Не знаю, зачем укротитель пришел в ресторан. Может быть, у него в номере собрались гости и он спустился вниз прикупить вина или папирос. В те далекие времена в конце ресторанного зала "Лондонской" была арка и в ней небольшое, в четыре-пять ступенек возвышение, некое подобие эстрады. Возможно, в еще более давние времена, в годы, когда в "Лондонской" останавливались Чехов, Куприн, Бунин, это и в самом деле была эстрада и на ее подмостках выступали, отплясывали канкан или кекуок какие-нибудь шантанные дивы. Сейчас же на возвышении помещался буфет, а слева стояла касса "националь", где официанты выбивали чеки на свиные отбивные, салат оливье и прочие еды и пития.

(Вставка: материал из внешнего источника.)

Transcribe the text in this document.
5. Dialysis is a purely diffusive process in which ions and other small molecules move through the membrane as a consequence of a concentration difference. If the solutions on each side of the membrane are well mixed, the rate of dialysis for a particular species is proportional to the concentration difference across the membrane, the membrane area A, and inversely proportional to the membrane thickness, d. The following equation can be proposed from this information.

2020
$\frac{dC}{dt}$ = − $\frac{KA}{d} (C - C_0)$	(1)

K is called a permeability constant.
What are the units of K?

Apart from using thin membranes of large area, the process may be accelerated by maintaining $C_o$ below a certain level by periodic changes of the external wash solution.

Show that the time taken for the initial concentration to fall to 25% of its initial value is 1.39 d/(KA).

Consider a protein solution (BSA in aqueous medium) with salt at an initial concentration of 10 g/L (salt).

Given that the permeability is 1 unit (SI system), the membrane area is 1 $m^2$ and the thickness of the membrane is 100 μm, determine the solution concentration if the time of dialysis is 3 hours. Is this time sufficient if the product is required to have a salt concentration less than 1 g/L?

За кассой сидела полная белокурая кассирша в белом крахмальном халате.
Что там такое случилось, чем не понравилась или, наоборот, чем приглянулась эта одесская красавица красавице нубийской - не сказал бы, вероятно, и сам Борис Эдер. Может быть, ее внимание привлек белоснежный халат кассирши, может быть, что-то знакомое, цирковое, а то и что-нибудь еще более далекое, детское, африканские возникло в ее памяти при виде сверкающей никелем кассы - не знаю, но только внезапно, на подходе к буфету, львица отделилась от ноги хозяина и быстро пошла в сторону кассы. Кассирша замерла, вскочила, закричала. Быть может, и львица тоже испугалась, она тоже вскочила, сделала стойку и опустила свои тяжелые лапы на плечи помертвевшей от страха одесситки. Подробностей мы, конечно, не видели. Мы только услышали отчаянный женский вопль, а за ним - повелительный, громкий, как выстрел или удар бича, окрик Эдера.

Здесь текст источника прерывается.